Bearing in mind it 1s 2009 and the CDM Regulations 1994 have long been superseded, why are references in the documents still being made to a "Planning Supervisor", "CDM 1994", and a "pre construction health and safety plan. "
Even the website www.competefor.com for companies/organisations who wish to register for work/tenders on the 2012 Olympics projects still refer to a "Planning Supervisor".
No wonder I've had no enquiries as I have registered as a CDM Coordinator.
The key differences between the 1994 and 2007 CDM regulations are as follows:
Regulations are re-ordered to group duties together by duty holder and to show whether individual provisions apply to all projects, only notifiable projects, or only non-notifiable projects. (The definition of ’Notifiable‘ is unchanged, but the application provision relating to fewer than five workers on site has been removed).
Work for domestic clients no longer needs to be notified.

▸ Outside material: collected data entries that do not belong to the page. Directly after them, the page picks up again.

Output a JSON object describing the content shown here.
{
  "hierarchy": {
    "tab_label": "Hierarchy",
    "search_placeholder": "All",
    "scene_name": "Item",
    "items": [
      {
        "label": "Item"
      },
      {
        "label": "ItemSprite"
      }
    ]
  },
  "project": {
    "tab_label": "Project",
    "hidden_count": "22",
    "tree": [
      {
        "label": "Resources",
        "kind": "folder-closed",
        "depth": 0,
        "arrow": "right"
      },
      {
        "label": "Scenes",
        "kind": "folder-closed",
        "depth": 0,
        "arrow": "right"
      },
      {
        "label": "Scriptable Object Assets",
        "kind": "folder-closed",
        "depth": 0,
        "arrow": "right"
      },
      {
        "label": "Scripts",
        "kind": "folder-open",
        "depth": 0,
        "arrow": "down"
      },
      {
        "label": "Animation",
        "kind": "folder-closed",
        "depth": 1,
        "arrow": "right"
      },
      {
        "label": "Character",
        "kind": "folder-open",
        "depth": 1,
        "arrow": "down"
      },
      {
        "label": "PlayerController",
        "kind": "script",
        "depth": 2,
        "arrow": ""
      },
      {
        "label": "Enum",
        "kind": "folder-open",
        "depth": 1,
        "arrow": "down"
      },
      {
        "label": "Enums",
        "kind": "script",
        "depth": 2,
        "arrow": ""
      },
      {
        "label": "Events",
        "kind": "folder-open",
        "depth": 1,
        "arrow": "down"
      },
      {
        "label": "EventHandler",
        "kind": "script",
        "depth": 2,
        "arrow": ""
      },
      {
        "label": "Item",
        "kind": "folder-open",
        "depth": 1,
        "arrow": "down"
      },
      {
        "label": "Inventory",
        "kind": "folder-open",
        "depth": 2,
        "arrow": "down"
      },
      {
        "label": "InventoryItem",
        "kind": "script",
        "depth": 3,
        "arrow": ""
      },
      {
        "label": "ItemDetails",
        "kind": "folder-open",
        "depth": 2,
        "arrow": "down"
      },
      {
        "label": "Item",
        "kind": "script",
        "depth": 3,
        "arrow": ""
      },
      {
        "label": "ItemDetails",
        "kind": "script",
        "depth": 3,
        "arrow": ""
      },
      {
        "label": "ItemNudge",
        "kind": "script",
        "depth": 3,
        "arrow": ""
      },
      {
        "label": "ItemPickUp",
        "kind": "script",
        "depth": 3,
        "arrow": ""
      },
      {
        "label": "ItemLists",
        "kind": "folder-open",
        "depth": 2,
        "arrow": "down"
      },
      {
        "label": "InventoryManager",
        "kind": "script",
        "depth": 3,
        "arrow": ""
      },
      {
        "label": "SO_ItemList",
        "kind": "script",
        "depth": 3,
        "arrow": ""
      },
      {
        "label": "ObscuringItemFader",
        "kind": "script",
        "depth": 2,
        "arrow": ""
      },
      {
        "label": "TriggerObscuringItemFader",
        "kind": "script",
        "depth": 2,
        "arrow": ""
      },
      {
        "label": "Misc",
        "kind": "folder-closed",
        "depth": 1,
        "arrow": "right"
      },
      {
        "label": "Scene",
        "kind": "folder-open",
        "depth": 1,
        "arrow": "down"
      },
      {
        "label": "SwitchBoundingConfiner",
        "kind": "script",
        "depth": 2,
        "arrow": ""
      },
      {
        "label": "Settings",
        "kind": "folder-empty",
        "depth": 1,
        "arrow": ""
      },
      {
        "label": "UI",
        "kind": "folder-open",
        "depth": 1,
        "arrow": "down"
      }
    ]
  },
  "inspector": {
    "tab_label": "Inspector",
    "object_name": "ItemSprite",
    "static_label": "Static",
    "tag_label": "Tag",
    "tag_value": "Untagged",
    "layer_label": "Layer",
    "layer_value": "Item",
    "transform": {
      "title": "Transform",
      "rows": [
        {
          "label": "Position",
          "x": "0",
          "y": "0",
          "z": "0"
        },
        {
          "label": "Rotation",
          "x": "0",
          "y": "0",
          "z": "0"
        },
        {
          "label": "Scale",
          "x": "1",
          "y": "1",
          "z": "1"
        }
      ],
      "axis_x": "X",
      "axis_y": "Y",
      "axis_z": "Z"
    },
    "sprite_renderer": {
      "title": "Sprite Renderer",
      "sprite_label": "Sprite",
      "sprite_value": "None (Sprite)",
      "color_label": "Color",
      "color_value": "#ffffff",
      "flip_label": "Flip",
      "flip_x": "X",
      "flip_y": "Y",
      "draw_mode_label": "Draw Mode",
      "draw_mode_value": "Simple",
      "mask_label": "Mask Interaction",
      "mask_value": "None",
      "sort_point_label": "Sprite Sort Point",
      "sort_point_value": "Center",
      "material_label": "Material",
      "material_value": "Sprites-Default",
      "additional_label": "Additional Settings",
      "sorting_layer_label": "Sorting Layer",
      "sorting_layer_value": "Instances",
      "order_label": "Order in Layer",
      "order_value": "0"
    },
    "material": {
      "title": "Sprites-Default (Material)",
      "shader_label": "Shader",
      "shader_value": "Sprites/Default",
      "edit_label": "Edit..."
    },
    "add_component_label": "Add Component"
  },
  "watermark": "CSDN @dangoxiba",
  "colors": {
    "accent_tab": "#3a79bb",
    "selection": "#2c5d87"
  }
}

The client’s agent and developer provisions are removed. Under CDM 2007, a group of clients involved in a project can now elect one or more of its members to be the only client(s).
The role of planning supervisor ceases to exist. The ’CDM co-ordinator’ is introduced to support and advise the client and to co-ordinate design and planning.
The appointment of a CDM co-ordinator, principal contractor and a written health and safety plan are only required for notifiable projects (but demolition work requires a written system of work).
Duty holders cannot accept an appointment/engagement unless they are competent to carry it out. Additionally, they cannot arrange for, or instruct anyone, to carry out or manage design or construction work, unless that person is competent (or being supervised by someone who is).
Assessment and demonstration of competence is simplified.
There are general co-operation and co-ordination duties on everyone involved in a project (relating to others on the same or adjoining sites).
Clients now have the duty, (which already exists in the Health & Safety at Work etc. Act 1974 and Management Regulations) to take reasonable steps to ensure that managerial arrangements made by duty holders (including time and other resources) enable construction work to be carried out, (any related structure designed for use as a place of work can be used), without risk to health or safety. Clients have the duty to ensure that the arrangements are maintained and reviewed throughout the project.
Clients must tell designers and contractors how much time they have, before the start of work on site, for planning and preparing construction work.
For notifiable projects, designers are prohibited from doing anything more than initial design work before the CDM co-ordinator has been appointed.
Designers in preparing or modifying a design are required, so far as is reasonably practicable, to avoid risks to the health or safety of any person using a structure designed as a workplace. They must eliminate hazards which may give rise to risks and reduce risks from any remaining hazards.
The civil liability exemption has been removed in relation to the employer/employee relationship. The management regulations have already been amended along these lines.
Various definitions have been changed.